If you can make it past the stairs of the Walker Art Center without getting a traumatic flashback to Winter Ball, you’ll find “The Body Electric,” a refreshing new exhibit focused on the human relationship with digital technology. In Macalester’s spirit of internationalism, the curators brought together a multitude of intergenerational artists from around the world to comment on one concept: identity in a virtual age. Each work combines different forms of media in incredibly creative ways, forming a shocking experience that raises a plethora of questions.

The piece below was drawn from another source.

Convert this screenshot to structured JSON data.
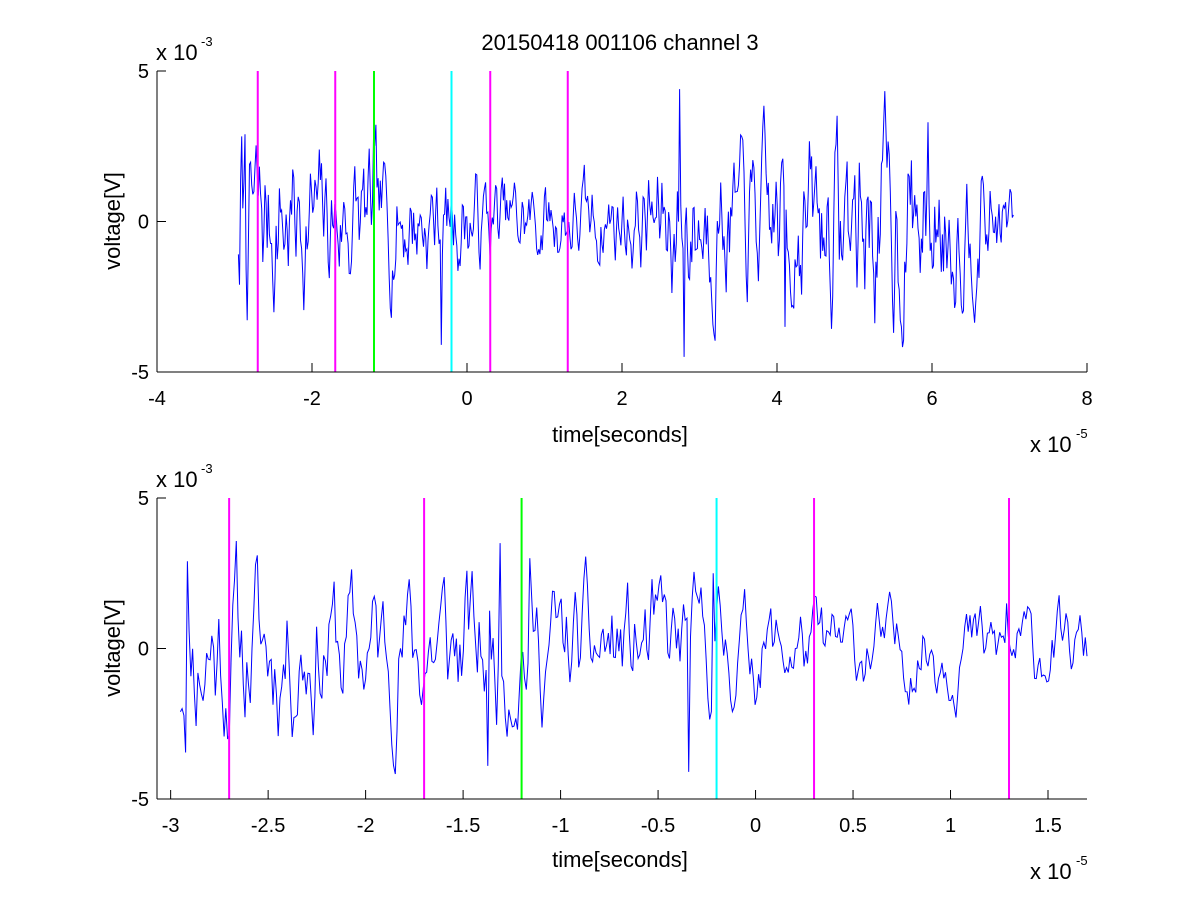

As the viewer moves from room to room, the exhibit calls on them to question how class, gender and race function within the digital world we now live in. The pieces themselves are abstract and may be difficult to fully understand, but I found the thematic introductions in each room and accompanying descriptions of the art helpful. Curators Pavel Pyś and Jadine Collingwood introduce the exhibit by writing, “In the first decades of the 21st century, we constantly shift between the physical world and digital realms that are accessed through technology. As a result, seemingly once-stable divisions—between the real and the virtual, the body and the machine—are being eroded.” The artists explore mediums such as life-like avatars, cryptic videos on an old school TV and repurposed snapshots of social media posts. One is a computerized projection of a rabbit that “challenges our perception of the virtual and the real.”

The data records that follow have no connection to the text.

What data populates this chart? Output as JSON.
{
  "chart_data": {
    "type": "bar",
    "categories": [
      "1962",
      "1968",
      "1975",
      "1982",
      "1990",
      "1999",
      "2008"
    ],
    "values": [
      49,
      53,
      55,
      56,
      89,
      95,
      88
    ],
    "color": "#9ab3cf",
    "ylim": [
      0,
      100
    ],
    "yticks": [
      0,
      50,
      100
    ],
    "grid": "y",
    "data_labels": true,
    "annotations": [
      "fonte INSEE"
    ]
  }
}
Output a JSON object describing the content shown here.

The third room, completely dark, is dedicated to one of the most avant-garde pieces of art I have ever encountered: Trisha Baga’s “Mollusca & The Pelvic Floor.” Using 2-D and 3-D video, Baga created a fully immersive projection supplemented with objects and sound. Inspiration for the piece comes from “Baga’s increasingly intimate relationship with her Amazon virtual assistant Alexa, which she renamed Mollusca. Drawing on popular science fiction books and films, Baga narrates a blurry metamorphosis and cyborg-like intermingling between herself and the technology,” according to the piece’s description. Manipulating and embellishing images out of her life — her studio, Sicilian caves and inside her computer, to name a few — Baga has constructed a film that “narrates a blurry metamorphosis and cyborg-like intermingling between herself and the technology.”
Stepping out of the darkness and into the next room, you’ll run into a new theme: sexuality. Sandro Botticelli’s iconic painting “The Birth of Venus” (1486) is projected onto a blank wall. Although the image of Venus is unchanged, the medium in which she is presented changes the way the viewer perceives her femininity. The artist, Ulrike Rosenbach, comments that “the meaning of the picture has changed… it has become a cliché for the erotic adaptation of women to the sexual needs of a male world.” The piece fits perfectly into current discussions happening on our campus and within society, commenting on gender though an artistic medium.
“The Body Electric” is thought-provoking and definitely worth seeing for yourself. The experience will make you question not only how social media is a projection of self, but how technology is taking on a shared identity with us. Even though the entire exhibit takes up only a few rooms, I ended up accidentally spending several hours there just trying to figure it out. Admittance to the Walker is $10 for students and free on Thursday nights. “The Body Electric” will be on display through July 20. It’s time to make some memories at the Walker that you’ll actually remember.